Author: Jeffery S. Williams
Publisher: iUniverse, Inc
ISBN: 978-0-595-52979-7

Click Here To Purchase Who's to Blame?: A Literary Comedy

Jeffery S. Williams' second book marks a change in genre for this Fresno, California author; his first book was titled Pirate Spirit: The Adventures of Anne Booney and focused on one of history’s most infamous female pirates.  In this second ambitious foray, Who’s To Blame Williams crafts a rollicking spoof and an absolutely hilarious take on two of Shakespeare’s most famous plays that many hold sacred, Hamlet and Romeo and Juliet which are divided into two distinct parts or books. This is certainly not the first of such spoofs and probably will not be the last as over the years there have been a flood of parodies written about Shakespeare’s works. Just look at the infinite number takes on Hamlet’s famous soliloquy, “To be or not to be.”  However, Who’s To Blame is an unexpected delight!

You can easily tell that Williams has done plenty of work as he exercises a great deal of latitude in constructing his own versions of Hamlet and Romeo and Juliet. However, he never loses sight of the principal characters of both plays as he captures the style and substance of Shakespeare. And in order to really shake up the plots, Williams has crafted the whacky characters of Sir SherChristispeare, Great Britain’s greatest sleuth in sixteenth-century England as his protagonist and his sidekick Pancho who is described as the “most loyal of sidekicks during Renaissance England.”                                                                                    

For readers who are not too familiar with The Bard, Book One patterns itself for the most part on the general theme of Hamlet with its setting and contextual elements wherein Sir SherChristispeare is informed by Prince Henry that the entire court of Denmark consisting of King Hamlet, Prince Hamlet, Queen Gertrude, King Claudius, Councilor Polonius, Brother Laertes, and a pregnant Sister Ophelia, have been brutally murdered and he fears that there is some kind of conspiracy going on.  Nightly, ghosts are haunting the castle and it has become so unbearable that King Fortinbras of Norway, who has now taken over in Denmark, requests that the priest “that he might beteem the winds of heaven to exorcise the ghosts from the castle. When that fails, Fortinbras returns to Norway.”  Consequently, the task at hand is for Sir SherChristispeare to immediately go to Denmark and ferret out the ghosts and goblins of these weird and inexplicable deaths. As Sir SherChristispeare states, he doesn’t believe that neither Prince Hamlet nor King Claudius is to blame and thus the challenge of uncovering the truth behind the mystery has ignited him to action.

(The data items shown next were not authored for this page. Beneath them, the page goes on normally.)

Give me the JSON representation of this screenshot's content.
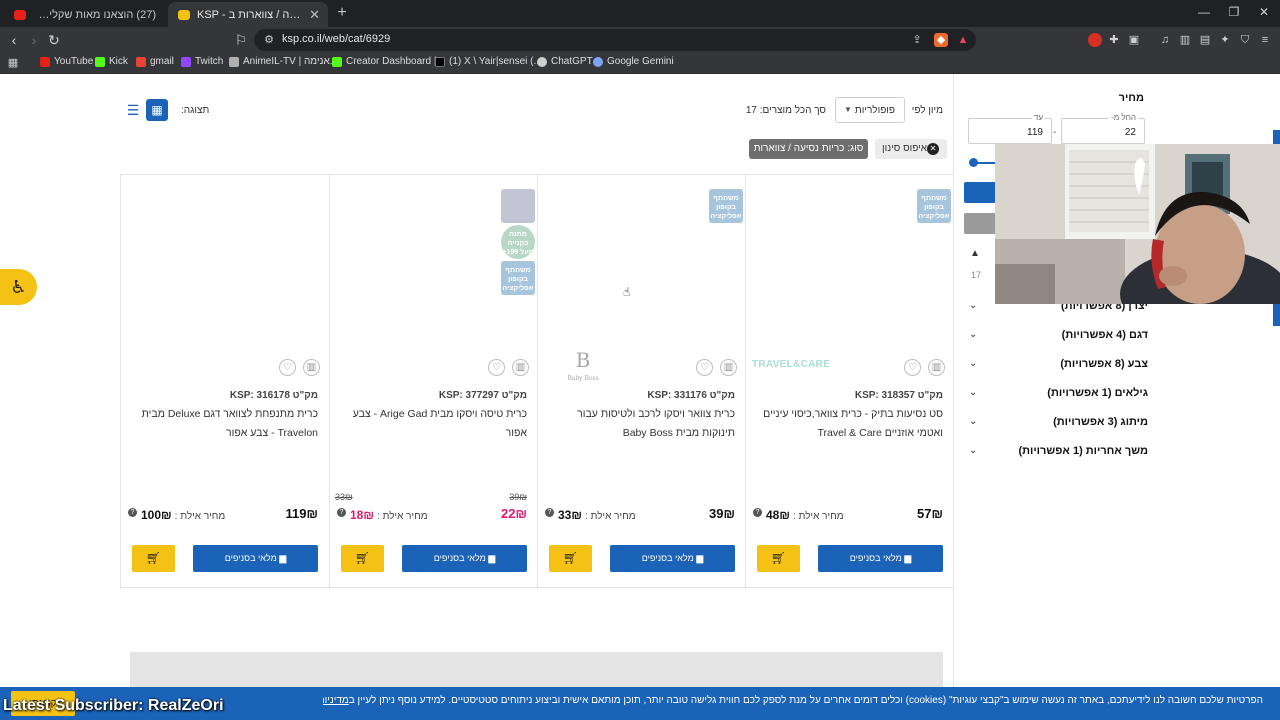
{
  "tabs": [
    {
      "title": "(27) הוצאנו מאות שקלים לבדוק מוצר...",
      "favicon": "youtube-icon",
      "active": false
    },
    {
      "title": "KSP - כריות נסיעה / צווארות ב-",
      "favicon": "ksp-icon",
      "active": true
    }
  ],
  "address_bar": {
    "url": "ksp.co.il/web/cat/6929"
  },
  "bookmarks": [
    {
      "label": "YouTube",
      "icon": "youtube-icon"
    },
    {
      "label": "Kick",
      "icon": "kick-icon"
    },
    {
      "label": "gmail",
      "icon": "gmail-icon"
    },
    {
      "label": "Twitch",
      "icon": "twitch-icon"
    },
    {
      "label": "AnimeIL-TV | אנימה...",
      "icon": "animeil-icon"
    },
    {
      "label": "Creator Dashboard |...",
      "icon": "kick-icon"
    },
    {
      "label": "(1) X \\ Yair|sensei (...",
      "icon": "x-icon"
    },
    {
      "label": "ChatGPT",
      "icon": "chatgpt-icon"
    },
    {
      "label": "Google Gemini",
      "icon": "gemini-icon"
    }
  ],
  "sidebar": {
    "price_title": "מחיר",
    "price_from_label": "החל מ-",
    "price_from_value": "22",
    "price_to_label": "עד",
    "price_to_value": "119",
    "range_dash": "-",
    "count": "17",
    "filters": [
      {
        "label": "יצרן (8 אפשרויות)"
      },
      {
        "label": "דגם (4 אפשרויות)"
      },
      {
        "label": "צבע (8 אפשרויות)"
      },
      {
        "label": "גילאים (1 אפשרויות)"
      },
      {
        "label": "מיתוג (3 אפשרויות)"
      },
      {
        "label": "משך אחריות (1 אפשרויות)"
      }
    ]
  },
  "toolbar": {
    "sort_label": "מיון לפי",
    "sort_value": "פופולריות",
    "total_label": "סך הכל מוצרים: 17",
    "display_label": "תצוגה:",
    "reset_label": "איפוס סינון",
    "active_filter_chip": "סוג: כריות נסיעה / צווארות"
  },
  "products": [
    {
      "sku": "מק\"ט KSP: 318357",
      "name": "סט נסיעות בתיק - כרית צוואר,כיסוי עיניים ואטמי אוזניים Travel & Care",
      "price": "57₪",
      "club_label": "מחיר אילת :",
      "club_price": "48₪",
      "brand_logo": "TRAVEL&CARE",
      "badges": [
        "משתתף בקופון אפליקציה"
      ]
    },
    {
      "sku": "מק\"ט KSP: 331176",
      "name": "כרית צוואר ויסקו לרכב ולטיסות עבור תינוקות מבית Baby Boss",
      "price": "39₪",
      "club_label": "מחיר אילת :",
      "club_price": "33₪",
      "brand_logo": "Baby Boss",
      "badges": [
        "משתתף בקופון אפליקציה"
      ]
    },
    {
      "sku": "מק\"ט KSP: 377297",
      "name": "כרית טיסה ויסקו מבית Arige Gad - צבע אפור",
      "price": "22₪",
      "old_price": "39₪",
      "club_label": "מחיר אילת :",
      "club_price": "18₪",
      "club_old_price": "33₪",
      "sale": true,
      "badges": [
        "",
        "מתנה בקנייה מעל 199+",
        "משתתף בקופון אפליקציה"
      ]
    },
    {
      "sku": "מק\"ט KSP: 316178",
      "name": "כרית מתנפחת לצוואר דגם Deluxe מבית Travelon - צבע אפור",
      "price": "119₪",
      "club_label": "מחיר אילת :",
      "club_price": "100₪",
      "badges": []
    }
  ],
  "buttons": {
    "in_stock_label": "מלאי בסניפים"
  },
  "cookie_bar": {
    "text": "הפרטיות שלכם חשובה לנו לידיעתכם, באתר זה נעשה שימוש ב\"קבצי עוגיות\" (cookies) וכלים דומים אחרים על מנת לספק לכם חווית גלישה טובה יותר, תוכן מותאם אישית וביצוע ניתוחים סטטיסטיים. למידע נוסף ניתן לעיין ב",
    "link_text": "מדיניות הפרטיות שלנו",
    "accept_label": "קראתי"
  },
  "stream_overlay": {
    "text": "Latest Subscriber: RealZeOri"
  },
  "colors": {
    "ksp_blue": "#1b63b8",
    "cart_yellow": "#f4c115",
    "sale_pink": "#e0176b",
    "chrome_dark": "#202124"
  }
}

Book Two likewise humorously mimics the original Romeo and Juliet and it likewise involves a murder wherein six members of the royal families of Verona were slain, notably Mercutio, Tybalt, Paris, Lady Montague, Romeo and Juliet. Again there seems to be a conspiracy, however, it is will be a difficult task to pinpoint just what happened as there does not seem to be any clues as to whom may have committed this hideous crime. 

One of the key ingredients of Who’s To Blame is Williams admirable skill with dialogue which is continually peppered with witticisms particularly during the rapid-fire bantering between Sir SherChristispeare and Pancho, case in point: “Remember, if brevity is the soul of wit, then redundancy is the excrement of the fool.” Another:  “I broke into soliloquy, though Pancho was with earshot, which technically made it a monologue-a dramatic ironical tone.” 

And how about William’s twist on Hamlet’s soliloquy To Be or Not to Be: 

For me or not for me: that is the query.

Whether’tis nobler in the loins to suffer 

The slings and arrows of frustrated sexual fortune

Or to take her in mine arms against a sea of moral laws

And, by opposing, end them with ecstasy. To couple, to tumble

No more-and by giving into temptation say we end…”                                               

It is here as well as many other sections of the parody where William’s true intelligence, refreshingly unique voice and acumen for humor are revealed to the reader. (It should be mentioned that Williams is a high school English teacher and I can well-imagine how he makes Shakespeare come alive in the classroom.)  In fact, there were times Williams even had me comparing Sir SherChristispeare to our modern day Detective Columbo of TV fame who thanks to his eye for detail and his meticulous as well as his committed approach manages to solve the crime. I wonder who Williams was pattering SherChristispeare after?

Williams is very inventive and innovative and coupled with his gifted imagination succeeds in avoiding a common pitfall of alienating lovers of Shakespeare as he effectively stitches farce, slapstick and even some romance into a ridiculous quilt of literary entertainment. I am sure you will chuckle and laugh until your belly hurts! If you enjoy offbeat fiction, Who’s To Blame is likely to win your heart and do come along for the ride. You won’t be sorry.